If you’re a fan of The Crown or adore following the adventures of the royal family, check out this London-based author’s 2019 novel.
In the early 1900s, Mary Kirk and Wallis Warfield meet at summer camp. We’ve all had the Wallis type of friend – the person who takes more than she gives. Although their friendship survived heartache and mishaps and oceans between them, Wallis was “always searching for more and wouldn’t be happy to live an ordinary life.”
Rachel and her fiancé, in 1997, happen across the car crash that killed Princess Diana.
With facts thrown in, this fictionalized story delightfully weaves the tale of two women who challenged British royalty.
I discovered this author – who swims in an English pond year-round – when I read (and loved) Jackie and Maria a few months ago.
“When you’re given an opportunity to change your life, be ready to do so.”
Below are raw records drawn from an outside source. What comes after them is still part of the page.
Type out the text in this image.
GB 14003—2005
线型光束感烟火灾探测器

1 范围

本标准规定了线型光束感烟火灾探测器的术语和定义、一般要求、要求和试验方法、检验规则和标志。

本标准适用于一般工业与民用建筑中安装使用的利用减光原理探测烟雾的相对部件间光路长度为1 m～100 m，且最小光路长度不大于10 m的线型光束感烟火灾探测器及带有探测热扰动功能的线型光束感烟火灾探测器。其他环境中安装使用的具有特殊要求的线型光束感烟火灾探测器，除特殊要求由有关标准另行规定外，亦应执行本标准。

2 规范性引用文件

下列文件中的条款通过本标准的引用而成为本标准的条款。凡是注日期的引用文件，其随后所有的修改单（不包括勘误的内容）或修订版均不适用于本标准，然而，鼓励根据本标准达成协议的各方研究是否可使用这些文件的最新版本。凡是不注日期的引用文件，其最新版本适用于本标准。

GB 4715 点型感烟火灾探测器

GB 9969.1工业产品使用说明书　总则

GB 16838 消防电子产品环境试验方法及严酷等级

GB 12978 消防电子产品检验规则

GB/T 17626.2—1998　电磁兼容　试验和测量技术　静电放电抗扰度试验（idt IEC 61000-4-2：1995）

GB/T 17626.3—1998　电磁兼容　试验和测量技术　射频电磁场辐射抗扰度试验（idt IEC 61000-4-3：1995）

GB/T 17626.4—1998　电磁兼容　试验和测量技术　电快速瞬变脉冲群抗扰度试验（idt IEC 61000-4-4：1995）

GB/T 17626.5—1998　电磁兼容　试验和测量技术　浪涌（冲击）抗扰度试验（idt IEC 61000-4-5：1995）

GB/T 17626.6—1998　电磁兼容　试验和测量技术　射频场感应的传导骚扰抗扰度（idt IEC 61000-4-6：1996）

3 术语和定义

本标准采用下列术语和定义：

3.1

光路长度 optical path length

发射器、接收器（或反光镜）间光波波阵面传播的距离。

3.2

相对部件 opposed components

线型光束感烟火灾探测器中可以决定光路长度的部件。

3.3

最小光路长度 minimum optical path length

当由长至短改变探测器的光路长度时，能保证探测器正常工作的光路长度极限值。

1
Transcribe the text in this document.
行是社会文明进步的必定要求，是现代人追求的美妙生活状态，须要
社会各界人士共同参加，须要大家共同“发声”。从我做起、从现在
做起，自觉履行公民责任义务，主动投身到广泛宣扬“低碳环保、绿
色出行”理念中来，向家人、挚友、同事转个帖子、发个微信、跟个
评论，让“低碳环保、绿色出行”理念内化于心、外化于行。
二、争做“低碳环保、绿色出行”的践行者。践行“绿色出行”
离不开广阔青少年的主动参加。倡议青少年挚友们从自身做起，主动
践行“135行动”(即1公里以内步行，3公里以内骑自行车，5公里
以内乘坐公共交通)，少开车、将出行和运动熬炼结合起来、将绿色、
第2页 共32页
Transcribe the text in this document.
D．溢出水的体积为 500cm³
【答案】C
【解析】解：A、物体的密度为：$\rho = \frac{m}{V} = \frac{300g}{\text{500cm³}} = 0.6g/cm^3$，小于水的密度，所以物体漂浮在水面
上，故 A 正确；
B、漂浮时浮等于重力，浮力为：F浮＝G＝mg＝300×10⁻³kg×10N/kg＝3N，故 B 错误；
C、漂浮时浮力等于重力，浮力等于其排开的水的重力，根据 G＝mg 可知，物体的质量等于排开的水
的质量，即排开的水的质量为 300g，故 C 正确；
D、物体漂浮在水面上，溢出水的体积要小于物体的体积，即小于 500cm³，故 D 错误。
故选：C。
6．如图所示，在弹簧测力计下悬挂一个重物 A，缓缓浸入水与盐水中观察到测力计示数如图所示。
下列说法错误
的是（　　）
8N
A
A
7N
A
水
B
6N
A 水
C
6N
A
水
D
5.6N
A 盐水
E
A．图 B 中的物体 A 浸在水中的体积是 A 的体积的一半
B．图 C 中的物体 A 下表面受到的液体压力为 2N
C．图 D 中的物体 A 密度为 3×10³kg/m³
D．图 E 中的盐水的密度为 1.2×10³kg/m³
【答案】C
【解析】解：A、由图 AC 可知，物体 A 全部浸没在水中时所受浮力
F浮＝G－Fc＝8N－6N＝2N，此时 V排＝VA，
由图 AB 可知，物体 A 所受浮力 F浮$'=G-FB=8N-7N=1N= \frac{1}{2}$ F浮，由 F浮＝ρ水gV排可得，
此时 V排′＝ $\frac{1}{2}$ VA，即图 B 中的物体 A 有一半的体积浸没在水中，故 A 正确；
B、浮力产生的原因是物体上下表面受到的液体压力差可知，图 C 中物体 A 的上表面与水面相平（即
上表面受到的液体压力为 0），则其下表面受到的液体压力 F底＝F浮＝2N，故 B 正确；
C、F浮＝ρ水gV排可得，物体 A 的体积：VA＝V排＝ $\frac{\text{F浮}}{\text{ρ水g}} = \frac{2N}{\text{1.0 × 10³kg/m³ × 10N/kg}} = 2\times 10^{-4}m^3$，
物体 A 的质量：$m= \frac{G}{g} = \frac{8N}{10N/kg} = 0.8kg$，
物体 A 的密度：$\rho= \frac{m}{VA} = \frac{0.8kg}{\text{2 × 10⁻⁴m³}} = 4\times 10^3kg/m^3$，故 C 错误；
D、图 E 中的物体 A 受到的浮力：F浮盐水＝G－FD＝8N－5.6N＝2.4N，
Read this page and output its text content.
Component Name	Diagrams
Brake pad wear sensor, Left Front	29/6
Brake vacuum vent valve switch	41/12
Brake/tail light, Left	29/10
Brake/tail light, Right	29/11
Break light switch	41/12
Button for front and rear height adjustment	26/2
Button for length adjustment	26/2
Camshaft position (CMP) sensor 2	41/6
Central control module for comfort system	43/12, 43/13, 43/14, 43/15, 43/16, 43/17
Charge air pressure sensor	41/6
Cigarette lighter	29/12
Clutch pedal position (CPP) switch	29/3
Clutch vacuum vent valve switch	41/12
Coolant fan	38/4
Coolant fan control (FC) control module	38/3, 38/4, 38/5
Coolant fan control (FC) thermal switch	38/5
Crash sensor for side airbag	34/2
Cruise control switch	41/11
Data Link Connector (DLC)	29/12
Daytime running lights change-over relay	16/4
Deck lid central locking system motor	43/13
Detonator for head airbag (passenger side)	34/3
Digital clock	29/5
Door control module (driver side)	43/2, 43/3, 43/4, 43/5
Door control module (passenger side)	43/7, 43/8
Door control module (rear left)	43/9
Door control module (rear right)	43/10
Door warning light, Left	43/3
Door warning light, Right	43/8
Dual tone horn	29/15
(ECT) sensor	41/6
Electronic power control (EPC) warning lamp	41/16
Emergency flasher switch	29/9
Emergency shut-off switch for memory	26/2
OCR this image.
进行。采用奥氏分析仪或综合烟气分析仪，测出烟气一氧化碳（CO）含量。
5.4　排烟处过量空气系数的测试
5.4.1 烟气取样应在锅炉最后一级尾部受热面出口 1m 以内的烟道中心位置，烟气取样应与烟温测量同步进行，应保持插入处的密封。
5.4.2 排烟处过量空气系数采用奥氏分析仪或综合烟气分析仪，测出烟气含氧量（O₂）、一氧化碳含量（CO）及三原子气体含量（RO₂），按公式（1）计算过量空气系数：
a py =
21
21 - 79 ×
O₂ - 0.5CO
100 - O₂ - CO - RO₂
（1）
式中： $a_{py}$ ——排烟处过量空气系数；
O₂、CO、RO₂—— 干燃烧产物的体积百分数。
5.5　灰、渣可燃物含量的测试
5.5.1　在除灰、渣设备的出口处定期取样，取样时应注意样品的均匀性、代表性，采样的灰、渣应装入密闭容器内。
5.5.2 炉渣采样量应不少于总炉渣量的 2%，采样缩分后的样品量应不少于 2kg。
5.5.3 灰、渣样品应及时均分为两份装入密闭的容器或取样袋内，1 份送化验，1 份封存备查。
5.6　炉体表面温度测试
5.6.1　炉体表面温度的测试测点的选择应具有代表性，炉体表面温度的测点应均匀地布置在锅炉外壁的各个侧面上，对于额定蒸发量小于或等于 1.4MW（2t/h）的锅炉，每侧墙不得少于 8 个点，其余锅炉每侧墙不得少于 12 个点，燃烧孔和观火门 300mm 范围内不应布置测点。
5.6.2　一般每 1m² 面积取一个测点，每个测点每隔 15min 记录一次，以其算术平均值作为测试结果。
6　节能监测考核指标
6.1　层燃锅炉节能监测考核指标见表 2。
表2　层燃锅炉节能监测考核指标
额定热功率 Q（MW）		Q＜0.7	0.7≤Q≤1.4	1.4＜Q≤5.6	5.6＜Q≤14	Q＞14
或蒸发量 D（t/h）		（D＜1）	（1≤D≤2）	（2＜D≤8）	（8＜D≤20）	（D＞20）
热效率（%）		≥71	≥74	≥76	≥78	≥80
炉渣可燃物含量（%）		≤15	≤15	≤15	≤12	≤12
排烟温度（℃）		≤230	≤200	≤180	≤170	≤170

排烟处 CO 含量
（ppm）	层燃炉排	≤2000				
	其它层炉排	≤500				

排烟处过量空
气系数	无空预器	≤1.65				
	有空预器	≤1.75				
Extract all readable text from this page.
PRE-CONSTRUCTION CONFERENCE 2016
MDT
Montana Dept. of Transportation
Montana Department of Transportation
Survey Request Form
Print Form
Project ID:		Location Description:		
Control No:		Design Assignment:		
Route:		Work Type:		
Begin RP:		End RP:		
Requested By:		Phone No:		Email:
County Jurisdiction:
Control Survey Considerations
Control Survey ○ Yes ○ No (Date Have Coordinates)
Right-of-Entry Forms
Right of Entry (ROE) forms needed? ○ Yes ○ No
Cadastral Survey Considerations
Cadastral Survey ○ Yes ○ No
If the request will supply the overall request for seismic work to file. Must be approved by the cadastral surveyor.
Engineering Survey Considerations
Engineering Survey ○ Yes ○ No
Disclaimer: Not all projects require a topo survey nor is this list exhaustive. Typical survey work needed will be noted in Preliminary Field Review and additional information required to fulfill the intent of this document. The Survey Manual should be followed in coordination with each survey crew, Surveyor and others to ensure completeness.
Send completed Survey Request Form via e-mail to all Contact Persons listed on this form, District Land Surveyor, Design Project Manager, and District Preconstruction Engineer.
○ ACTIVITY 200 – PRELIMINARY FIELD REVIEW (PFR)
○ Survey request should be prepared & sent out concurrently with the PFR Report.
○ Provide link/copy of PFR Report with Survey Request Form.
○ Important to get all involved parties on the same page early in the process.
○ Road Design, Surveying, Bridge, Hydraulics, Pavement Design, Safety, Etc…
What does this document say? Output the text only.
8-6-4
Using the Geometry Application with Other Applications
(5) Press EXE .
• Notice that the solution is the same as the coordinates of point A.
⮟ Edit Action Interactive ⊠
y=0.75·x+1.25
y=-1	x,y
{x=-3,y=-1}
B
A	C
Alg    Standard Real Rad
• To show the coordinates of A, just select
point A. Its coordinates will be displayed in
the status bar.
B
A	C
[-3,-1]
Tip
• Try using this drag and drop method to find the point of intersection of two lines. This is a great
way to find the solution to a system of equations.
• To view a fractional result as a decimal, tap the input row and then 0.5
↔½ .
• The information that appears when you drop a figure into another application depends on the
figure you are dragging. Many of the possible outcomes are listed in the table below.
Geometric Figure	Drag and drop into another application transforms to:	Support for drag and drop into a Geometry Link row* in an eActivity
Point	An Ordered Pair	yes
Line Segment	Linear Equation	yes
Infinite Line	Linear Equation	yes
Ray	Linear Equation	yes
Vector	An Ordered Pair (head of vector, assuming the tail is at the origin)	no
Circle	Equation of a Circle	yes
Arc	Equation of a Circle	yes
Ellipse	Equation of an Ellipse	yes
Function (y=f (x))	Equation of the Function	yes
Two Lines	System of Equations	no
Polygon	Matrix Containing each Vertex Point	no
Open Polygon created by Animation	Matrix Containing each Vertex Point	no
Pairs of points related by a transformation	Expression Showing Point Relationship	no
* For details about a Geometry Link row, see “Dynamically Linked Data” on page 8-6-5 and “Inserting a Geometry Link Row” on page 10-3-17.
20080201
Evelyn, a guarded, aging Hollywood icon, picks an unknown journalist, Monique, to write her final story. And no one can figure out why.
Of course, as Evelyn relates her life’s glitz and glamour, everything isn’t all it seems. Fame and fortune don’t necessarily make for an easy path. Besides dishing on her seven marriages and divorces, Evelyn spills the beans on how she “chose the wrong things most of the time.”
A great book club pick, the story makes me wonder about some of the celebrities in our world today… (Large print editions available online or through local booksellers.)
“What is it about a crisis that draws us closer to our loved ones? Why do the differences between us – minuscule and vast – seem to disappear against the backdrop of mounting catastrophe?”
Clementine’s impact on Winston leaves many to ponder if the outcome of World War II would have been the same without her influence.(Large print editions available online or through local booksellers.)
What was the last book you read? Did you learn about a topic, or was the book pure entertainment? Do any of these books sound appealing to you? Have you read any of them? What did you think about them?